Performing Arts Library & Academic Library
Why they are so different and should be kept separate
by Yvonne Lang
We would all agree that the ‘Performing Arts’ is an incredibly vibrant part of any school, college or university and as such, encompasses a unique set of talents. As professionals in our field, we understand the intricacies of our chosen profession. We also appreciate the variety of skill sets required as teachers.
The Performing Arts is an area of constant change requiring continuous resources to feed its large appetite for new repertoire, innovation and excellence. The enormous amount of specialised resources such as musical instruments and other related equipment is vast and expensive. No other subject brings with it such diversity of specialised resources or degree of investment of money however, the rewards are priceless as the lifelong experiences received are memorable and the enhanced profile of the institutions that excel is also noted.
With this expertise comes responsibility for accountability to both the parents, students and organisations such as schools.
The Academic Library
The Academic library is one with which we are most familiar. There is an aura of calmness as we step inside the door and the books and other resources are all sorted according to the Dewey system that we all know so well. There are of course, books about the Performing Arts as well as recordings in another section, and these are all relevant and important.
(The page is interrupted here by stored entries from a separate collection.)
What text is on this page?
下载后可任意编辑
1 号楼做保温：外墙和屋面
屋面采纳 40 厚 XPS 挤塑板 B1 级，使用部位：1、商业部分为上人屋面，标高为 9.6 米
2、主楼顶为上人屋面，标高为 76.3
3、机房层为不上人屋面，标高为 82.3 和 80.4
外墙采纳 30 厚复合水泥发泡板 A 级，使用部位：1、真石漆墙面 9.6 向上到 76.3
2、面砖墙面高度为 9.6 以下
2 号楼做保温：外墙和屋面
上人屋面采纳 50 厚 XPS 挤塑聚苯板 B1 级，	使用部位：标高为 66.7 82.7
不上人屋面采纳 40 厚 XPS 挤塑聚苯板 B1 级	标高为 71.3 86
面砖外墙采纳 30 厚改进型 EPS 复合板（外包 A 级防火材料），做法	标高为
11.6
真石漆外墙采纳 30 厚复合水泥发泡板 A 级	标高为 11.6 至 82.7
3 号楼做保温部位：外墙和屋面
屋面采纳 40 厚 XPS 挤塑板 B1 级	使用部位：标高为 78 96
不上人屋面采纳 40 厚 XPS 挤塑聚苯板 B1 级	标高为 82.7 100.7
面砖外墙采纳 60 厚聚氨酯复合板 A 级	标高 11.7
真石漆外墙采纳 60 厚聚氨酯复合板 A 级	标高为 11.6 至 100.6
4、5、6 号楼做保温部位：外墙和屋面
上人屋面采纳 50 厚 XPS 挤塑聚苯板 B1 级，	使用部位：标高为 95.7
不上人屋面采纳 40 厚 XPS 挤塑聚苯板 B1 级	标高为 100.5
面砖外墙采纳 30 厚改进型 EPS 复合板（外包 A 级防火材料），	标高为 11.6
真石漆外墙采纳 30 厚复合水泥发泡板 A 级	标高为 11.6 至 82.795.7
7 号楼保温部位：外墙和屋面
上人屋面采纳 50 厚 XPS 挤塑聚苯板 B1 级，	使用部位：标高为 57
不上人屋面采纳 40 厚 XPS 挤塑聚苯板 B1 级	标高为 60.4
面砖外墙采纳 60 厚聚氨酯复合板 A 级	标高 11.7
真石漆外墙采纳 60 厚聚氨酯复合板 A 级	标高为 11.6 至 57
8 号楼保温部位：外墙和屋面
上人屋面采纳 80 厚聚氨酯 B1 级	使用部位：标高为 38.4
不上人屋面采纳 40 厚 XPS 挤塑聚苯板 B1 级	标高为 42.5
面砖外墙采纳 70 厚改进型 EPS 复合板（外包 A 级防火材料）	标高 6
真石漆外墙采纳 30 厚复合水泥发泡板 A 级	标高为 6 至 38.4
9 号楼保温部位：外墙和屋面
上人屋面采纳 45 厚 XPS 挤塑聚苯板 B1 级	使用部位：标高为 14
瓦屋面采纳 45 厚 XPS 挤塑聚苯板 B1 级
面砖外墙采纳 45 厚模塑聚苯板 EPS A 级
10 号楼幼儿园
However, they are not the kind of resources that you need when it’s time to hand the music out to the orchestra, band or choir. The resources in this library are reference texts and are academic in nature. Therefore they correctly belong in the academic library.
This is where we draw the major difference between the Academic library and the Performing Arts library.
The Performing Arts Music Library
The Performing Arts Music Library on the other hand holds items that have multiple parts within one item that together make the sum total (or the set) of the item. They require other classifications or categories such as String Orchestra and Jazz Ensemble that the Academic library cannot handle or catalogue.
The location and access to the library is also critical to the success of the Performing Arts Program and it is very much a ‘hands on’ issue. Like-categories need to be classified and stored together in large sections to assist retrieval by having quick and easy access. Often rehearsals take place out of normal school hours and are held in the Performing Arts rehearsal rooms or areas. If a change of, or problem with repertoire is required or detected, it needs to be attended to immediately.
Also, the selection of repertoire for a performance ensemble is done with vastly different criteria in mind to an Academic library. This too constitutes a major difference. A powerful database is required to be able to search using various criteria such as skill level, style and sub categories as well as title and composer and/or arranger. The variables involved are many, and this creates the complexity of a Performing Arts library which requires a specialist database system.
- Search for the music in the computer first –
- Then retrieve the music from the Music Library
Performing Arts is an all-inclusive subject covering the practical availability of instruments for rental or loan and the tracking of them, through to choosing repertoire, rehearsing, developing an ensemble and creating a concert. Bringing together the multiple resources which are so inextricably linked to each other is unique only to the Performing Arts.
Further details and resources also need to be managed, such as the repairs and maintenance of instruments and equipment, performance ensembles and budgeting, just to name a few.
The Performing Arts Music Library is more than a catalogue of titles and composers. It is a specialised working library with demands placed on it all times of the day and it is specific to the Performing Arts.
This is why it cannot be successfully integrated with the traditional Academic Library. It requires a specialised database system as it plays its own significant role within the Performing Arts.